I am planning to perform WGCNA analysis on my transcriptomics data, which includes 200 samples and approximately 49,000 genes. The primary goal is to investigate the associations between gene modules and disease status. However, I have encountered some confusion after reviewing several forum posts, and I would like to confirm a few points regarding the workflow.
Through preliminary analysis (PCA plots), I have observed that gender appears to have an effect on the transcriptomic data. Given this, I would like to ask whether it would make sense to first normalize the count data using DESeq2 and VST before performing WGCNA. Specifically, I intend to use the following code:
dds <- DESeqDataSetFromMatrix(countData = raw_counts,
colData = metadata,
design = ~1)
dds <- DESeq(dds)
exposures_Normalized <- t(assay(vst(dds)))

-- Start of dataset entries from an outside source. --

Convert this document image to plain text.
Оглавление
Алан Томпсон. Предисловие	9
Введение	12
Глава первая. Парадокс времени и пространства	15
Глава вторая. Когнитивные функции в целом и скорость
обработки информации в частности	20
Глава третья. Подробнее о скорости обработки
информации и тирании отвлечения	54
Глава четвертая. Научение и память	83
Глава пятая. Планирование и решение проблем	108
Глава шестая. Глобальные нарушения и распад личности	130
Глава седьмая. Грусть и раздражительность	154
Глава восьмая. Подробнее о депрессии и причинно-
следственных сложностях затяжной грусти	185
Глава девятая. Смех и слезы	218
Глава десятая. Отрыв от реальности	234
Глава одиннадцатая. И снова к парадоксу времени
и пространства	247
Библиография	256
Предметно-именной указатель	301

modules_data <- blockwiseModules(exposures_Normalized,
power = 8,
networkType = "signed",
TOMType = "signed",
corType = "bicor")
After performing clustering, I plan to subset the data by gender and examine the correlation between the resulting gene modules and disease traits. I would appreciate any feedback on whether this approach is appropriate or if there are better strategies for handling gender effects in WGCNA.
OR, should I use Gender in the deseq2 design?
Thank you for your time and insights!